①元の世界に戻ることが出来るかもしれない。

 そう、ここがHUNTER×HUNTERの世界ならグリードアイランドがあるはずだ。あれに出てくるカードを使えば元の世界に戻れる可能性がある。で、そのカードを入手するには原作主人公たちと行動を共にした方がいいだろう。俺個人であれをクリアー出来るなんて自惚れはない。ゴンたちのおこぼれをもらうのが一番だ。帰るならビスケが貰う予定のクリア報酬カードを譲ってもらわなきゃならないけど。

  

②原作の色々な場面を自分の眼でリアルに見ることが出来る。

 正直俺はHUNTER×HUNTERが好きだ。特に念がかなり気に入っている。自分だけの能力を作ることが出来て、能力によっては格上を倒すことも出来るし、才能が絶対の世界ではないのがいい(才能あるに越したことはないが)。念の設定は後付設定かもしれないが矛盾や無理矢理感は少ないしな。ナ○トやブ○ーチも見習ってほしいくらいだ。とにかく、気に入っている作品を自身で体験出来るというのはかなり魅力的だ。

 

③好きなキャラに会える。

 ②と被ってるかもしれないけど、好きなキャラに会えるな。特に女性キャラだ。一度でいいからマチ・シズク・ビスケ・ポンズ・ネオンといった綺麗で可愛い女性と会ってみたい。この世界は漫画と違って二次元じゃなく三次元だ。もちろん俺の周りに漫画みたいな顔の人間はどこにもいない。俺たちの世界と同じような人間しかいない。言うなれば実写版HUNTER×HUNTERだな。

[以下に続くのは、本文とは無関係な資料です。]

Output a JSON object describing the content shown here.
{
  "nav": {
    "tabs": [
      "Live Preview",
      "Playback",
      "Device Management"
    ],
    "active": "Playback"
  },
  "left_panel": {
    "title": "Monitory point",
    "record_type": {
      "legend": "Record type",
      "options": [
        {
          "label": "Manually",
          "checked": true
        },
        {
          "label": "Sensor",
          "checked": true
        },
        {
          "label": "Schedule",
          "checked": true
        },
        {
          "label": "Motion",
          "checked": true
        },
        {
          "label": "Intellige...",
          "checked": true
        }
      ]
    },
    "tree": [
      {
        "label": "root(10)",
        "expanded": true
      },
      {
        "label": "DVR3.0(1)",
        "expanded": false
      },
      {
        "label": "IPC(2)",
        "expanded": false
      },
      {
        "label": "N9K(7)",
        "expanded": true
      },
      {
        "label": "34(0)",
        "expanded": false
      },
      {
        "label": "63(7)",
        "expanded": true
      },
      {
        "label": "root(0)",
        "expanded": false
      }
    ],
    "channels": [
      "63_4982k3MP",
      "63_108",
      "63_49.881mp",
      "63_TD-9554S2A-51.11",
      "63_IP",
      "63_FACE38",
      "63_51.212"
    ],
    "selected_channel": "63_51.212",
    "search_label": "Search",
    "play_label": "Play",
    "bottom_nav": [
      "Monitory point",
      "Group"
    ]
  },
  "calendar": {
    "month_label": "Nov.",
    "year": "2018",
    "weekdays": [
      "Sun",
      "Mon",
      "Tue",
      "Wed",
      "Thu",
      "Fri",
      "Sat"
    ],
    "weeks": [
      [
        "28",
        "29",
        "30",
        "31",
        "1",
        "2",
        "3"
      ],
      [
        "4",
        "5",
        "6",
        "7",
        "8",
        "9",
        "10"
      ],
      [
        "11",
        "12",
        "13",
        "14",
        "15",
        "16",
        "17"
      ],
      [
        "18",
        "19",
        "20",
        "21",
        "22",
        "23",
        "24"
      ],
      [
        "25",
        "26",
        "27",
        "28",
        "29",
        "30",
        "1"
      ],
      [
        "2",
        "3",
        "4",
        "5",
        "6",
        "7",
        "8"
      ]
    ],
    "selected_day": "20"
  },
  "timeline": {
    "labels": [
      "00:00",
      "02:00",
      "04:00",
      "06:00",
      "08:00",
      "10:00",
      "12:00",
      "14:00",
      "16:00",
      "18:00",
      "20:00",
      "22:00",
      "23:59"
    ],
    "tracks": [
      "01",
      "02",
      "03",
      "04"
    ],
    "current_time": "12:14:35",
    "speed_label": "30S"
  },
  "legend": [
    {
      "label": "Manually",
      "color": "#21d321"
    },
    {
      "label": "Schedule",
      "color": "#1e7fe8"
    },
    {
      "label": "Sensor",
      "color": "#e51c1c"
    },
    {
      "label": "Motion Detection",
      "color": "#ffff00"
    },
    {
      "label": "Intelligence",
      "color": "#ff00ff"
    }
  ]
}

 つまり原作キャラも三次元になっているはずだ。絶対美人に決まっている! 上手くやったら原作キャラと……もっとも、危なくて手が出せないがな! マチやシズクに手を出したらその時点でお陀仏だ。少なくともヒソカクラスの戦闘力を手に入れないと如何しようもない。ビスケは……見るだけでいいや。可愛いけど、その、元が、な。ネオンも駄目だ。あれに手を出す=マフィアと抗争だ。リスクが高すぎだよ。可能性があるのはポンズくらいだな。マチが一番好きなのに……。

 

・デメリット

①死ぬ危険性大。

 マジ死亡フラグ満載。原作で死亡フラグがないのはゾルディック家訪問編と天空闘技場編ぐらいじゃなかろうか。それ以外は死神とお近づきになる率が高すぎる。特にキメラアント編なんてどうしようもない。王様どうやったら倒せるんだ? あいつ絶対出てくる作品間違ってるよ。多分B級妖怪以上の実力はあるね。弱虫ラ○ィッツぐらいなら倒せるんじゃね? だれか魔族化した霊界探偵呼んできてくれ。あれならかつる。

 

②……ない

 死ぬ以外のデメリットはないな、うん。

 

 

 

 原作に関わったら死ぬ確率が高いけどメリットがおいしい。特に帰還の可能性があるのが良い。この世界に慣れたとはいえ、やっぱり故郷は恋しい。食事も日本食なんてないし毎日毎日肉体労働するのもなぁ……。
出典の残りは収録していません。